Na semana passada duas notícias falsas inundaram as redes sociais e balançaram alguns evangélicos. A primeira, no Brasil, foi ilustrada pela foto do juiz Sergio Moro, supostamente debruçado sobre a Bíblia, após a sentença de condenação do ex-presidente Lula. A segunda, nos Estados Unidos, afirmava que o conhecido tradutor da Bíblia “A Mensagem”, Eugene Peterson, havia mudado sua posição e apoiava o casamento entre pessoas do mesmo sexo. O barulho aconteceu depois de uma entrevista concedida ao Religion News Service.

Estrago feito, tanto lá (Christianity Today e Washington Post) como cá (Veja e Piauí), as “notícias” foram desmentidas.

Confira a seguir os números da pesquisa da Pew Research Center sobre o que acontece quando notícias falsas são compartilhadas na internet e também as novidades publicadas na seção Ultimatoonline, da edição 366, da revista Ultimato.

Para os mais velhos, “fake news” é a velha e conhecida “fofoca”, com os acompanhantes de praxe: intriga e invencionices. Enfim, notícia falsa. Assim, das delações premiadas à última do irmão da minha igreja, tudo precisa ser compartilhado imediatamente. Sem escrúpulos, sem verificação, sem discernimento. Aliás, discernimento e outras verdades bíblicas parecem não se aplicar às redes sociais.

E uma pesquisa realizada com estudantes e conduzida pela Universidade de Stanford aponta que a capacidade desses jovens – acostumados e adaptados às mídias sociais – de avaliar a credibilidade das informações é “lamentável” e eles “podem ser facilmente enganados”. E por falar nisso, o presidente Donald Trump já deixou claro que vai governar usando o Facebook e o Twitter.

Para dois em cada três americanos, as notícias fabricadas têm grande impacto e provocam confusão. Ainda assim, quase um quarto dos americanos diz que compartilhou notícias falsas.

Enfim, se espalhar notícias falsas é um problema, quem deve resolvê-lo? A resposta dada pela pesquisa é simples: todos – governo, políticos, sites e redes sociais, eu e você.

 

 

 

 

 

 

 

 

 

 

 

 

 

 

 

 

 

 

Senta que lá vem história

Ultimatoonline começou a publicar uma série de artigos para quem quer e precisa conversar com crianças.
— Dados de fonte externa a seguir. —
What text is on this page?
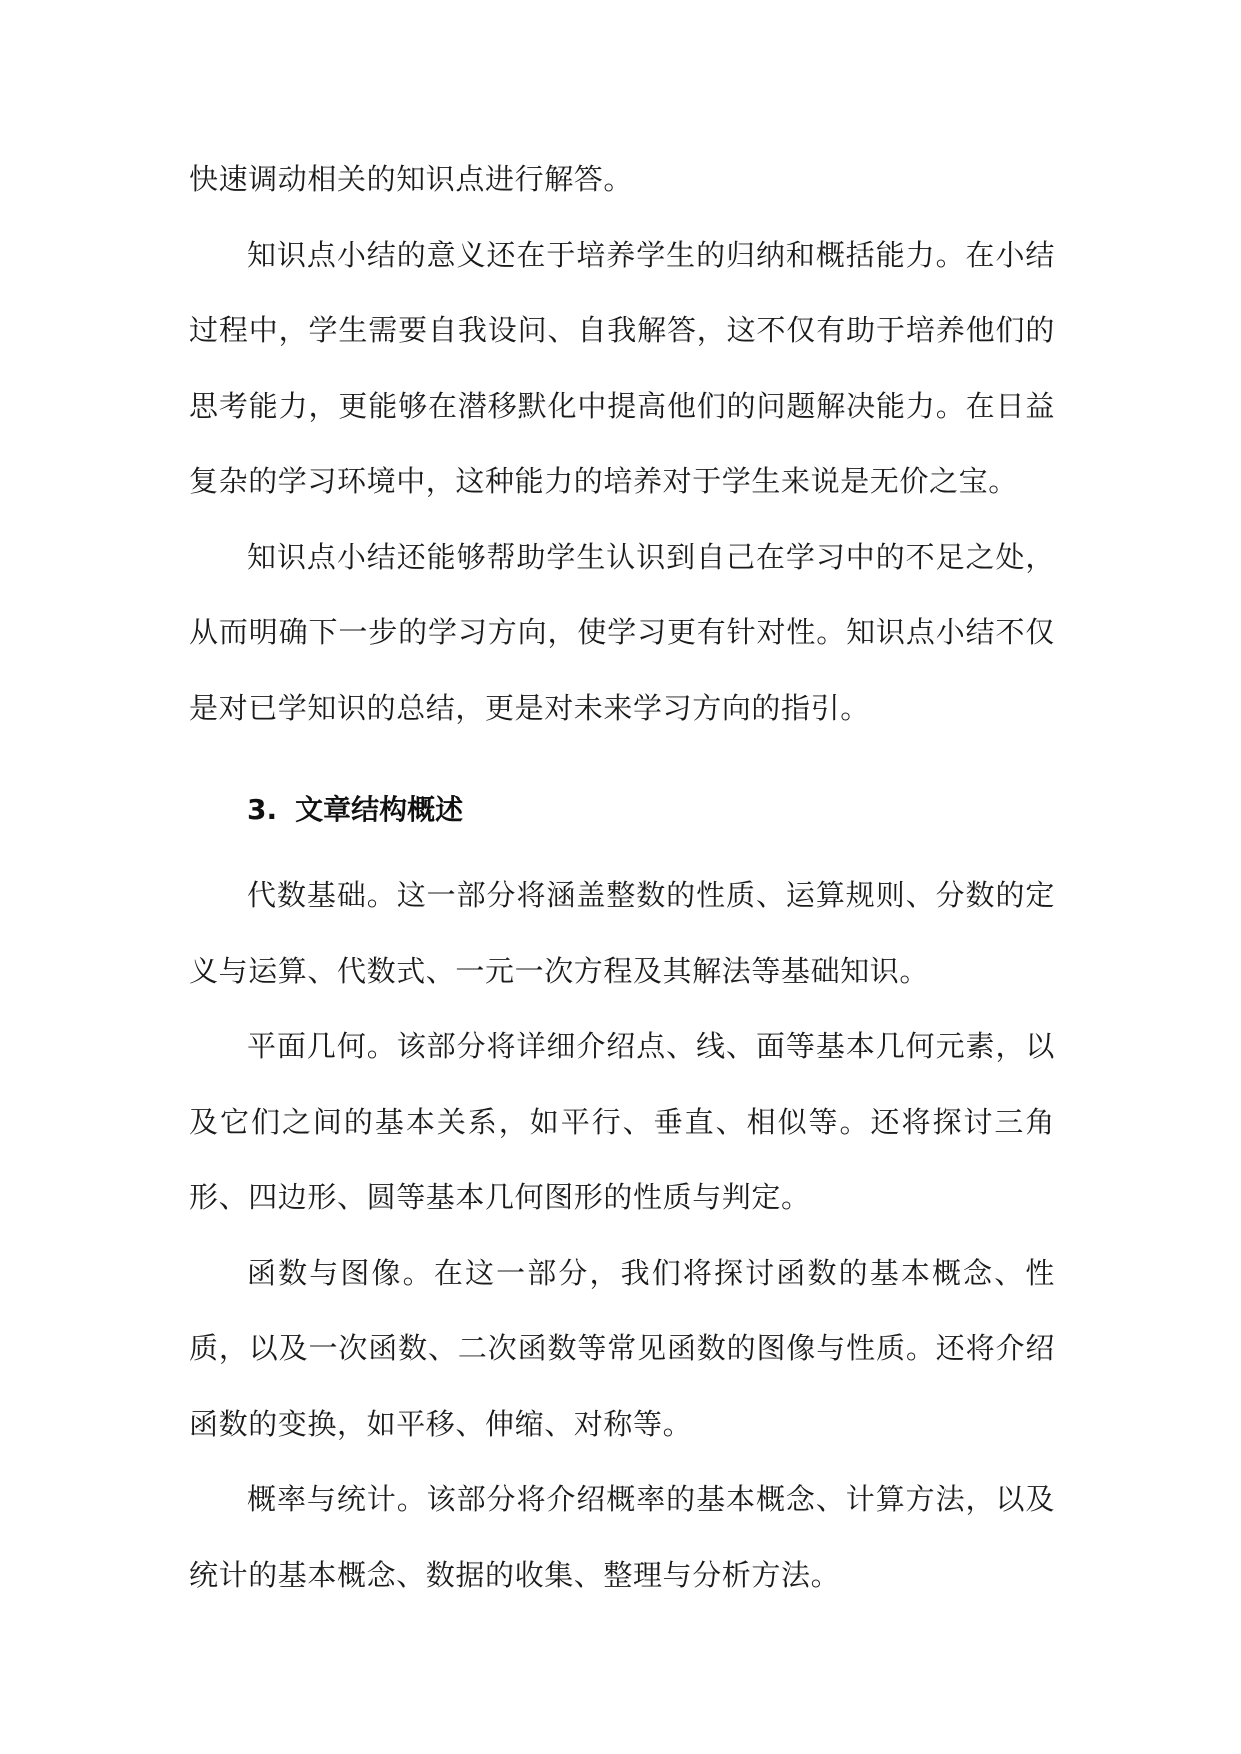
快速调动相关的知识点进行解答。

知识点小结的意义还在于培养学生的归纳和概括能力。在小结过程中，学生需要自我设问、自我解答，这不仅有助于培养他们的思考能力，更能够在潜移默化中提高他们的问题解决能力。在日益复杂的学习环境中，这种能力的培养对于学生来说是无价之宝。

知识点小结还能够帮助学生认识到自己在学习中的不足之处，从而明确下一步的学习方向，使学习更有针对性。知识点小结不仅是对已学知识的总结，更是对未来学习方向的指引。

3. 文章结构概述

代数基础。这一部分将涵盖整数的性质、运算规则、分数的定义与运算、代数式、一元一次方程及其解法等基础知识。

平面几何。该部分将详细介绍点、线、面等基本几何元素，以及它们之间的基本关系，如平行、垂直、相似等。还将探讨三角形、四边形、圆等基本几何图形的性质与判定。

函数与图像。在这一部分，我们将探讨函数的基本概念、性质，以及一次函数、二次函数等常见函数的图像与性质。还将介绍函数的变换，如平移、伸缩、对称等。

概率与统计。该部分将介绍概率的基本概念、计算方法，以及统计的基本概念、数据的收集、整理与分析方法。
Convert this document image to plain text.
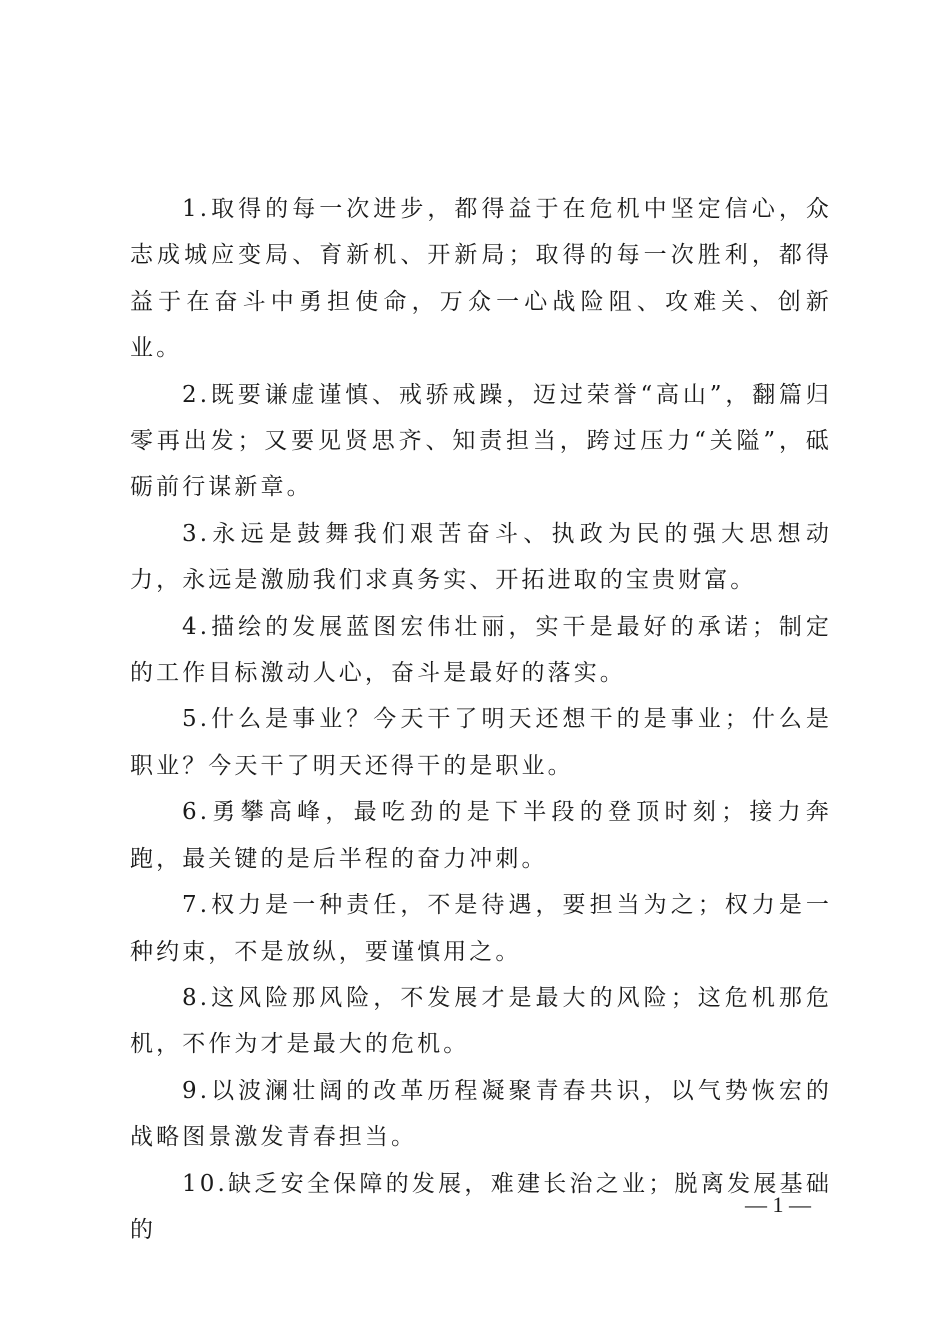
1.取得的每一次进步，都得益于在危机中坚定信心，众志成城应变局、育新机、开新局；取得的每一次胜利，都得益于在奋斗中勇担使命，万众一心战险阻、攻难关、创新业。

2.既要谦虚谨慎、戒骄戒躁，迈过荣誉“高山”，翻篇归零再出发；又要见贤思齐、知责担当，跨过压力“关隘”，砥砺前行谋新章。

3.永远是鼓舞我们艰苦奋斗、执政为民的强大思想动力，永远是激励我们求真务实、开拓进取的宝贵财富。

4.描绘的发展蓝图宏伟壮丽，实干是最好的承诺；制定的工作目标激动人心，奋斗是最好的落实。

5.什么是事业？今天干了明天还想干的是事业；什么是职业？今天干了明天还得干的是职业。

6.勇攀高峰，最吃劲的是下半段的登顶时刻；接力奔跑，最关键的是后半程的奋力冲刺。

7.权力是一种责任，不是待遇，要担当为之；权力是一种约束，不是放纵，要谨慎用之。

8.这风险那风险，不发展才是最大的风险；这危机那危机，不作为才是最大的危机。

9.以波澜壮阔的改革历程凝聚青春共识，以气势恢宏的战略图景激发青春担当。

10.缺乏安全保障的发展，难建长治之业；脱离发展基础的

— 1 —
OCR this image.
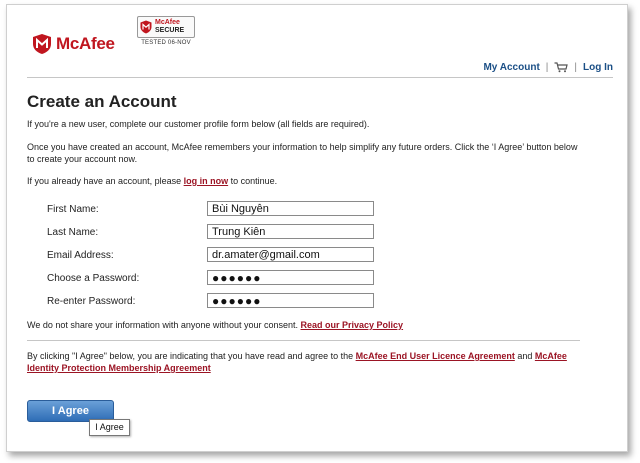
McAfee
McAfee
SECURE
TESTED 06-NOV
My Account |	| Log In
Create an Account
If you're a new user, complete our customer profile form below (all fields are required).
Once you have created an account, McAfee remembers your information to help simplify any future orders. Click the ‘I Agree’ button below to create your account now.
If you already have an account, please log in now to continue.
First Name:
Bùi Nguyễn
Last Name:
Trung Kiên
Email Address:
dr.amater@gmail.com
Choose a Password:
●●●●●●
Re-enter Password:
●●●●●●
We do not share your information with anyone without your consent. Read our Privacy Policy
By clicking "I Agree" below, you are indicating that you have read and agree to the McAfee End User Licence Agreement and McAfee Identity Protection Membership Agreement
I Agree
I Agree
Sobre tudo: o papel da mulher, Páscoa, a Bíblia e até sobre corrupção. Na linguagem delas e recheada de recursos para pais e professores. A série é coordenada pela editora assistente da Editora Cultura Cristã, a pedagoga Márcia Barbutti. Confira:

> Como falar de ética e política para crianças

> Como falar do papel da mãe para crianças

> Como contar a história da Páscoa para crianças

Criação e evolução: qual é o problema?

O conhecido pastor Timothy Keller e o cientista cristão Denis Alexander, autor de Criação ou Evolução – Precisamos escolher?, são os entrevistados mais recentes em destaque no portal Ultimato. Os dois respondem às mesmas perguntas: Se você acredita em Deus, você não pode acreditar na evolução? E se você acredita na evolução, você não pode acreditar em Deus?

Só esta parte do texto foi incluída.